Reden wir Tacheles – reden wir über die Kosten für dein Staudenbeet

 

Es ist ja wie beim Renovieren. Zuerst kommen die Leitungen unter Putz (notwendig aber später unsichtbar) und dann erst die (Blümchen) Tapete.

In deinem Garten ist es genauso; In den seltensten Fällen kannst du in deinem Beet direkt ‚drauf-los-pflanzen‘. Ein bisschen Geduld, sorgfältige Vorbereitung und die richtigen kostenwirksamen Entscheidungen über das Vorgehen sind ratsam. 

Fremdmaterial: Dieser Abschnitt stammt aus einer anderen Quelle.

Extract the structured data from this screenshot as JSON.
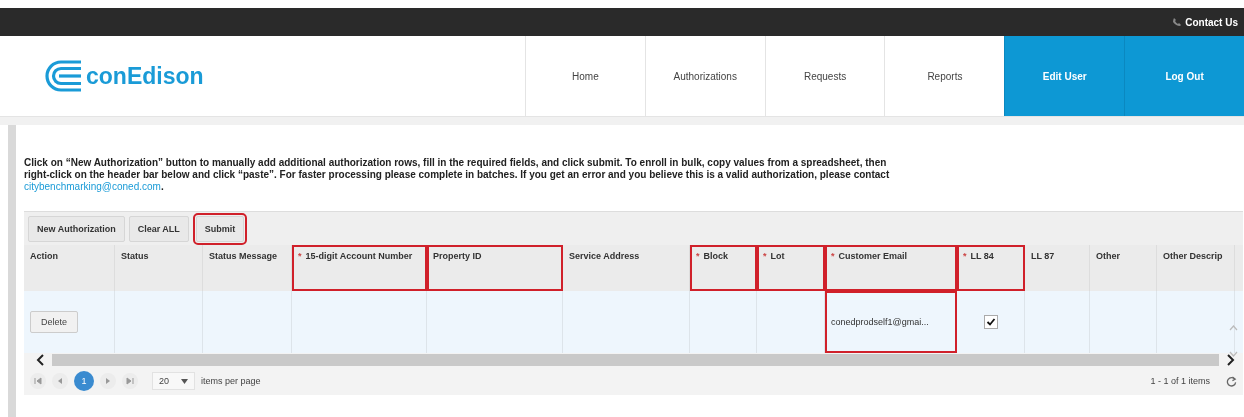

In meiner Newsletter-Umfrage, kam mehrmals die Frage nach den Kosten für ein Staudenbeet. Das hat mich bewogen, kompetente Unterstützung anzufragen.

Seit vielen Jahren arbeite ich in Sachen „Ausschreibung“ mit meinem Kollegen Stefan Brückmann aus Bonn zusammen. (unter anderem für die Pflanzung BUGA Koblenz 2011, LAGA Würzburg 2018 und aktuell LAGA Lindau 2021)

Stefan Brückmann kennt sich mit den aktuellen Kosten aus. Ich freue mich, das er euch weiterhelfen kann.

Viel Spaß beim Kalkulieren… 🙂

 

Stefan Brückmann ist gelernter Gärtner im Garten- und Landschaftsbau und Landschaftsarchitekt aus Leidenschaft.

Nach Abschluss seines Studiums in Dresden (1999) arbeitete er sich stetig über Stationen in Zwickau, Weimar in seine Heimatstadt Bonn vor.

Dort hat er seit 2007 mit Ulrike Platz ein Landschaftsarchitekturbüro mit dem Namen die3 landschaftsarchitektur Brückmann & Platz. Im Büro ist Stefan für Detailplanungen und alles was mit genauen Zahlen zu tun hat, zuständig. Perfekt, genau ihn zu fragen!

 

Meine (verpreisten) Arbeitsschritte für dein blühendes Staudenbeet

 

Bevor es losgeht, gibt es nämlich notwendige Vorarbeiten, bevor es üppig blühen kann. Und die müssen realistisch eingeschätzt werden.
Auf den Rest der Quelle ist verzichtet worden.